Ecuador’s transformation into a major drug trafficking hub and the ensuing three-year surge of violence reached a new level with Wednesday’s assassination of Fernando Villavicencio during a campaign rally in Quito, the capital. The candidate, who was not a front-runner, was known for speaking up against drug cartels.
Authorities have not disclosed a motive for the killing. An Ecuadorian judge on Friday ordered preventive detention for six Colombian men described by authorities as being suspected of involvement in the slaying.

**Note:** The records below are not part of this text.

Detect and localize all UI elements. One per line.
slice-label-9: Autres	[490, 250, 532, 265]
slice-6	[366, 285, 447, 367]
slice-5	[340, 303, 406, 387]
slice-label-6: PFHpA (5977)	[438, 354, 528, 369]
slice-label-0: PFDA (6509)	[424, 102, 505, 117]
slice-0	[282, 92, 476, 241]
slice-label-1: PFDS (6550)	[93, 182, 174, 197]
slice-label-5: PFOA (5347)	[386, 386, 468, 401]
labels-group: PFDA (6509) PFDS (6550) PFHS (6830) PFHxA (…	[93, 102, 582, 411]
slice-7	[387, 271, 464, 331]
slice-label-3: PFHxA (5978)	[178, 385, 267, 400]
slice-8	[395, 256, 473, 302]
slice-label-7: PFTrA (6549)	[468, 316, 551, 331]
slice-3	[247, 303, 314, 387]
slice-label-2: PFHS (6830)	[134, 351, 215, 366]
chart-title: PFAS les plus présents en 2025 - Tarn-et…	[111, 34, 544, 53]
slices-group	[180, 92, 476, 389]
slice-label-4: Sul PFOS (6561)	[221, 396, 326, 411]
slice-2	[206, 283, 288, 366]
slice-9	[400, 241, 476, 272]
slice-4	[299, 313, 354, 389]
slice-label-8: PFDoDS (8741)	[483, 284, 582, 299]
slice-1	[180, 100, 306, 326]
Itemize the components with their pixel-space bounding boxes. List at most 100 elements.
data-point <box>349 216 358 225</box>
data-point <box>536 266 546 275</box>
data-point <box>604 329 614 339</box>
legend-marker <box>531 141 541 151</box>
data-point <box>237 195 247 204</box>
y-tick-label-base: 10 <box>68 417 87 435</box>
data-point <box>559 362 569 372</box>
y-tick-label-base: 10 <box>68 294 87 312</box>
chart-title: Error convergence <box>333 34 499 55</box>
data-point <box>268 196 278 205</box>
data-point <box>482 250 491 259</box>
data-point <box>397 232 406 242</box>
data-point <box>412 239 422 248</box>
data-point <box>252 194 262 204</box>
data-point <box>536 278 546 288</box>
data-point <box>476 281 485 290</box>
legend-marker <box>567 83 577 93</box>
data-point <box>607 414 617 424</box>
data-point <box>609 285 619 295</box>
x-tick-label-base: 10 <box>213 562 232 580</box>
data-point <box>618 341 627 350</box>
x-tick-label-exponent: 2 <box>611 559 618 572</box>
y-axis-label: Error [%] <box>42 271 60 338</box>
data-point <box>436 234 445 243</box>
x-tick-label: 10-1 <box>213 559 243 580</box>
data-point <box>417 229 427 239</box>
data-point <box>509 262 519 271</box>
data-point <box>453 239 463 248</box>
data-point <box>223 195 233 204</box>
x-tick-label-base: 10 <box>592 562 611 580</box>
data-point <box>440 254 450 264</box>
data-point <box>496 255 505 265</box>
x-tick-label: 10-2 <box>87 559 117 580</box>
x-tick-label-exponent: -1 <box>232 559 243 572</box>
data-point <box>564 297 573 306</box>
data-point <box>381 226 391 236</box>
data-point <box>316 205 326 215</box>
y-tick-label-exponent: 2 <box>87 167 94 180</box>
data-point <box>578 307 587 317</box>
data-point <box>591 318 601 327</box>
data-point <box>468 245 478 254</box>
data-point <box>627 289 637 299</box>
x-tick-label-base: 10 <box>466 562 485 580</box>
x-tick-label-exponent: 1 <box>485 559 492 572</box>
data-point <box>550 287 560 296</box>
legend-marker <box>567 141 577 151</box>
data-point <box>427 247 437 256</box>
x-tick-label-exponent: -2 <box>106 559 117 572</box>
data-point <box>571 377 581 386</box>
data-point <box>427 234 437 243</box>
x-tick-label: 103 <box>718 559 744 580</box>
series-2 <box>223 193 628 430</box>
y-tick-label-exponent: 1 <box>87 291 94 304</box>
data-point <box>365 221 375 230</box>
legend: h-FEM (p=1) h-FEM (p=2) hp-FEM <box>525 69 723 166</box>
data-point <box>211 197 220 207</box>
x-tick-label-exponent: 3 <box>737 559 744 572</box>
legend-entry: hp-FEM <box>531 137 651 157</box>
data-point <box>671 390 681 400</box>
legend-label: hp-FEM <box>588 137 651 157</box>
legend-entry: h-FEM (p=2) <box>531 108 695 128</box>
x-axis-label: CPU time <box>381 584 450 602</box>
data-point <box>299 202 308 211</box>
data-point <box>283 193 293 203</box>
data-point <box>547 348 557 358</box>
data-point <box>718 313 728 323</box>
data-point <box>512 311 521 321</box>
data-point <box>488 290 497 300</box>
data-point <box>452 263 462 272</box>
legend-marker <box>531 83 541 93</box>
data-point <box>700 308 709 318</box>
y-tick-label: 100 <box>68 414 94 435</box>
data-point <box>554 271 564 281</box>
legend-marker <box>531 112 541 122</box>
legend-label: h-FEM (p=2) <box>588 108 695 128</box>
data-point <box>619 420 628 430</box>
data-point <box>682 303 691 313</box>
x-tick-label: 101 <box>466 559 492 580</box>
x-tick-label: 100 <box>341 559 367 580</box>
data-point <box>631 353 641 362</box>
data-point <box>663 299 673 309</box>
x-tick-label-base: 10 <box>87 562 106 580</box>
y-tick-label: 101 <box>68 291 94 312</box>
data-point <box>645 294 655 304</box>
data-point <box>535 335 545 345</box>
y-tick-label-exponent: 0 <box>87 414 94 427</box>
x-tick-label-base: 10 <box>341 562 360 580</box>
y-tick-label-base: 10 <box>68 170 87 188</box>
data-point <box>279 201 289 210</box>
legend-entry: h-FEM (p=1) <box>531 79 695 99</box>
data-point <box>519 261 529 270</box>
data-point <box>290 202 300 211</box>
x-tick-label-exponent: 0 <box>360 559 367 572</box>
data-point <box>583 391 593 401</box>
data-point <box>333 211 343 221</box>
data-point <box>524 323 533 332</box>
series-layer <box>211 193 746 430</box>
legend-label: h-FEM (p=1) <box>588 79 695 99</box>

Villavicencio, 59, was one of eight registered candidates for the Aug. 20 presidential election. He had accused Los Choneros and Macías, whom he linked to Mexico’s Sinaloa cartel, of threatening him and his campaign team days before the assassination.
Villavicencio believed popular support would keep him safe.
“You’re my bulletproof vest. I don’t need one. You’re a brave people and I’m as brave as you are,” he said at a public meeting in the city of Chone, the heart of Los Choneros territory. “Bring on the drug lords. Bring on the hitmen.”
Interior Minister Juan Zapata on Thursday described the assassination as a “political crime of a terrorist nature” aimed at sabotaging the election.
The snap election was called after Lasso, a conservative former banker, dissolved the National Assembly by decree in May, acting to avoid being impeached over allegations that he failed to intervene to end a faulty contract between the state-owned oil transport company and a private tanker company. Lasso isn’t running in the election.